DASS provides three types of maneuvers. Support maneuver are designed to maximise the effectivness of the counter measures. Escape maneuvers are designed to deplete a threat missiles energy state to outrun them, if counter measures ressources are constraint to defeat the threat. Last ditch maneuvers are simply cues to a missile on finals.
Should be yes.
A bit later than indicated and not yet a contract, but it’s finally a first step in the right direction!
https://www.eurofighter.com/news-and-events/2015/09/eurofighter-welcomes-the-agreement-between-italy-and-kuwait-for-the-supply-of-28-eurofighter-typhoons
Terrible video! Gave up watching it after 2 min of mostly empty skies, jittery etc.
While not a customer funded program yet, UTAS has at least studied repackaging the RAPTOR sensors into a smaller pod that would fit Typhoon.
http://www.flightglobal.com/news/articles/utas-sets-sights-on-raptor-integration-with-typhoon-415108/
Haarvarla,
we are talking about two different issues here. Fuel and stores management are inflight tasks that the FCS has to cope with. Ofcourse there is s CG range that an aircraft can deal with, but beyond that the FCS itself is no solution even if it can deal with greater CG ranges! Why? Because it’s about mass distribution and the related inertia. If these change you are automatically loosing performance and have to deal with unnecessary trim drag penalties. That’s why it is important to carrfully observe the impact of anything that you add or remove from the aircraft. If not your FCS might cope with this, but and can only compensate by counter trimming the moments which means a lose of performance!
Take a meter long stick and put weight on it on variable positions stretch your arm out with which you hold the stick and move it around. You’ll notice that it will be increasingly difficult the greater the weight at the end of the stick. Up to a certain point you can compensate, but only with sufficient force. Put the same weight closer to your hand and it will be much easier and even possible to deal with weights that you can’t handle if they are at the opposite end of the stick. It’s simple physics!
Fighters’ designs account for a range of Cgs. I’m sure minor tweaks to ballast and FBW would suffice, as has been the case with all the prototypes to varying degrees since the first flight of T-50-1.

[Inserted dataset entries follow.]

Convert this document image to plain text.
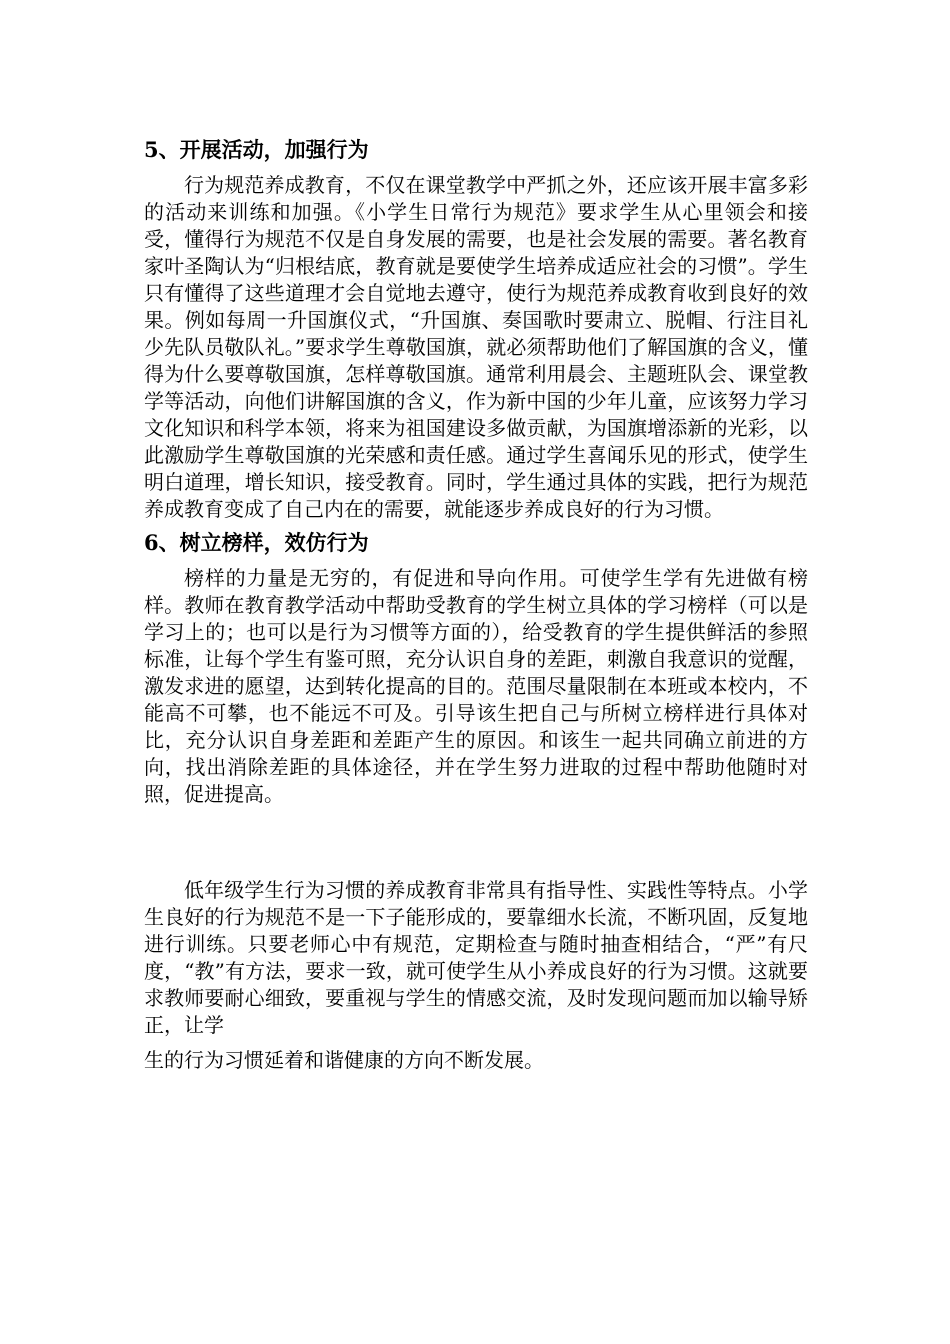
5、开展活动，加强行为

行为规范养成教育，不仅在课堂教学中严抓之外，还应该开展丰富多彩的活动来训练和加强。《小学生日常行为规范》要求学生从心里领会和接受，懂得行为规范不仅是自身发展的需要，也是社会发展的需要。著名教育家叶圣陶认为“归根结底，教育就是要使学生培养成适应社会的习惯”。学生只有懂得了这些道理才会自觉地去遵守，使行为规范养成教育收到良好的效果。例如每周一升国旗仪式，“升国旗、奏国歌时要肃立、脱帽、行注目礼少先队员敬队礼。”要求学生尊敬国旗，就必须帮助他们了解国旗的含义，懂得为什么要尊敬国旗，怎样尊敬国旗。通常利用晨会、主题班队会、课堂教学等活动，向他们讲解国旗的含义，作为新中国的少年儿童，应该努力学习文化知识和科学本领，将来为祖国建设多做贡献，为国旗增添新的光彩，以此激励学生尊敬国旗的光荣感和责任感。通过学生喜闻乐见的形式，使学生明白道理，增长知识，接受教育。同时，学生通过具体的实践，把行为规范养成教育变成了自己内在的需要，就能逐步养成良好的行为习惯。

6、树立榜样，效仿行为

榜样的力量是无穷的，有促进和导向作用。可使学生学有先进做有榜样。教师在教育教学活动中帮助受教育的学生树立具体的学习榜样（可以是学习上的；也可以是行为习惯等方面的），给受教育的学生提供鲜活的参照标准，让每个学生有鉴可照，充分认识自身的差距，刺激自我意识的觉醒，激发求进的愿望，达到转化提高的目的。范围尽量限制在本班或本校内，不能高不可攀，也不能远不可及。引导该生把自己与所树立榜样进行具体对比，充分认识自身差距和差距产生的原因。和该生一起共同确立前进的方向，找出消除差距的具体途径，并在学生努力进取的过程中帮助他随时对照，促进提高。

低年级学生行为习惯的养成教育非常具有指导性、实践性等特点。小学生良好的行为规范不是一下子能形成的，要靠细水长流，不断巩固，反复地进行训练。只要老师心中有规范，定期检查与随时抽查相结合，“严”有尺度，“教”有方法，要求一致，就可使学生从小养成良好的行为习惯。这就要求教师要耐心细致，要重视与学生的情感交流，及时发现问题而加以输导矫正，让学

生的行为习惯延着和谐健康的方向不断发展。
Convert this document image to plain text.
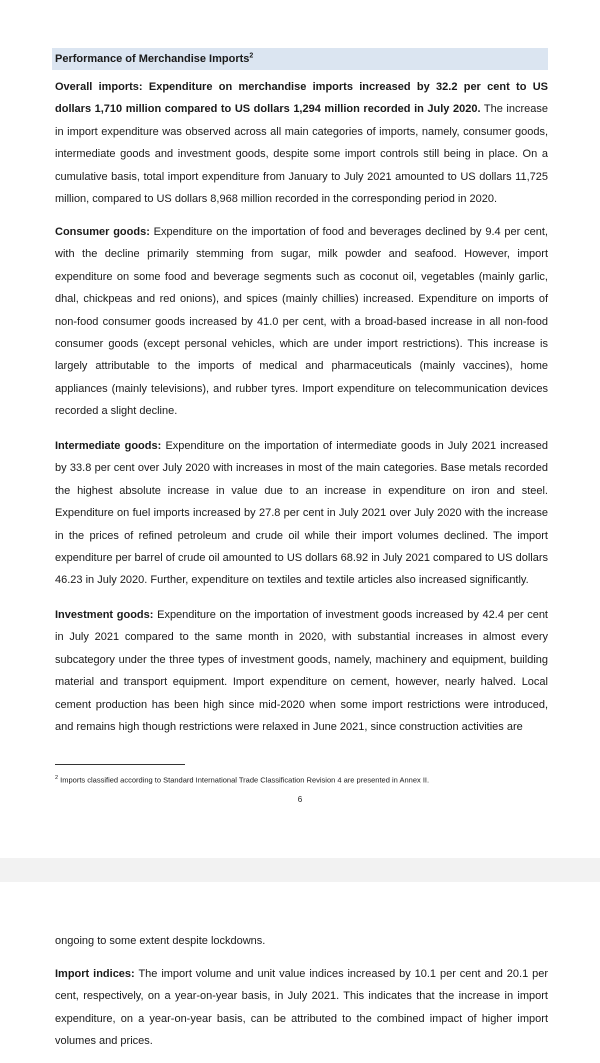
Performance of Merchandise Imports$^2$

Overall imports: Expenditure on merchandise imports increased by 32.2 per cent to US dollars 1,710 million compared to US dollars 1,294 million recorded in July 2020. The increase in import expenditure was observed across all main categories of imports, namely, consumer goods, intermediate goods and investment goods, despite some import controls still being in place. On a cumulative basis, total import expenditure from January to July 2021 amounted to US dollars 11,725 million, compared to US dollars 8,968 million recorded in the corresponding period in 2020.

Consumer goods: Expenditure on the importation of food and beverages declined by 9.4 per cent, with the decline primarily stemming from sugar, milk powder and seafood. However, import expenditure on some food and beverage segments such as coconut oil, vegetables (mainly garlic, dhal, chickpeas and red onions), and spices (mainly chillies) increased. Expenditure on imports of non-food consumer goods increased by 41.0 per cent, with a broad-based increase in all non-food consumer goods (except personal vehicles, which are under import restrictions). This increase is largely attributable to the imports of medical and pharmaceuticals (mainly vaccines), home appliances (mainly televisions), and rubber tyres. Import expenditure on telecommunication devices recorded a slight decline.

Intermediate goods: Expenditure on the importation of intermediate goods in July 2021 increased by 33.8 per cent over July 2020 with increases in most of the main categories. Base metals recorded the highest absolute increase in value due to an increase in expenditure on iron and steel. Expenditure on fuel imports increased by 27.8 per cent in July 2021 over July 2020 with the increase in the prices of refined petroleum and crude oil while their import volumes declined. The import expenditure per barrel of crude oil amounted to US dollars 68.92 in July 2021 compared to US dollars 46.23 in July 2020. Further, expenditure on textiles and textile articles also increased significantly.

Investment goods: Expenditure on the importation of investment goods increased by 42.4 per cent in July 2021 compared to the same month in 2020, with substantial increases in almost every subcategory under the three types of investment goods, namely, machinery and equipment, building material and transport equipment. Import expenditure on cement, however, nearly halved. Local cement production has been high since mid-2020 when some import restrictions were introduced, and remains high though restrictions were relaxed in June 2021, since construction activities are

$^2$ Imports classified according to Standard International Trade Classification Revision 4 are presented in Annex II.

6

ongoing to some extent despite lockdowns.

Import indices: The import volume and unit value indices increased by 10.1 per cent and 20.1 per cent, respectively, on a year-on-year basis, in July 2021. This indicates that the increase in import expenditure, on a year-on-year basis, can be attributed to the combined impact of higher import volumes and prices.
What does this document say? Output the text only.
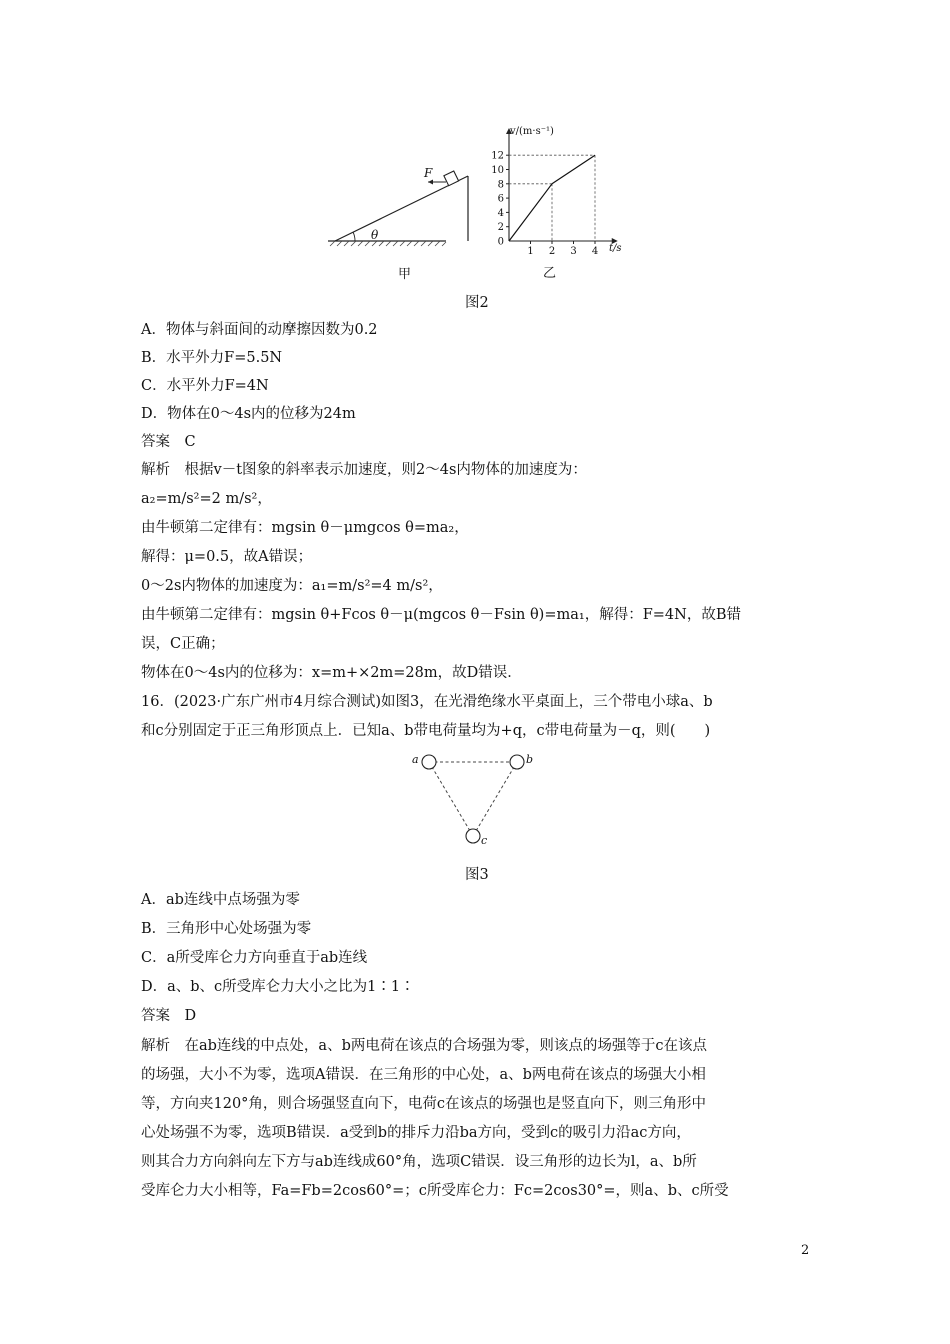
F
θ
甲
12
10
8
6
4
2
0
1 2 3 4
v/(m·s⁻¹)
t/s
乙
图2
A．物体与斜面间的动摩擦因数为0.2
B．水平外力F=5.5N
C．水平外力F=4N
D．物体在0～4s内的位移为24m
答案　C
解析　根据v－t图象的斜率表示加速度，则2～4s内物体的加速度为：
a₂=m/s²=2 m/s²，
由牛顿第二定律有：mgsin θ－μmgcos θ=ma₂，
解得：μ=0.5，故A错误；
0～2s内物体的加速度为：a₁=m/s²=4 m/s²，
由牛顿第二定律有：mgsin θ+Fcos θ－μ(mgcos θ－Fsin θ)=ma₁，解得：F=4N，故B错
误，C正确；
物体在0～4s内的位移为：x=m+×2m=28m，故D错误．
16．(2023·广东广州市4月综合测试)如图3，在光滑绝缘水平桌面上，三个带电小球a、b
和c分别固定于正三角形顶点上．已知a、b带电荷量均为+q，c带电荷量为－q，则(　　)
a	b
c
图3
A．ab连线中点场强为零
B．三角形中心处场强为零
C．a所受库仑力方向垂直于ab连线
D．a、b、c所受库仑力大小之比为1∶1∶
答案　D
解析　在ab连线的中点处，a、b两电荷在该点的合场强为零，则该点的场强等于c在该点
的场强，大小不为零，选项A错误．在三角形的中心处，a、b两电荷在该点的场强大小相
等，方向夹120°角，则合场强竖直向下，电荷c在该点的场强也是竖直向下，则三角形中
心处场强不为零，选项B错误．a受到b的排斥力沿ba方向，受到c的吸引力沿ac方向，
则其合力方向斜向左下方与ab连线成60°角，选项C错误．设三角形的边长为l，a、b所
受库仑力大小相等，Fa=Fb=2cos60°=；c所受库仑力：Fc=2cos30°=，则a、b、c所受
2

You aren’t messing around with FCS all times the weight changes, hence ballast is the way to go in such cases, unless you have changes that in sum may suffice FCS amendment. And what we were talking about here were changes on the tail sting. I just don’t think they have removed KS-U to make room for a rearwards facing array. It’s nonetheless interesting to see how the OEIS arrangement has changed with virtually all prototypes thus far.
It will be interesting to see how the final arrangement will look like.
They will most likely not scrap them, but put them into storage.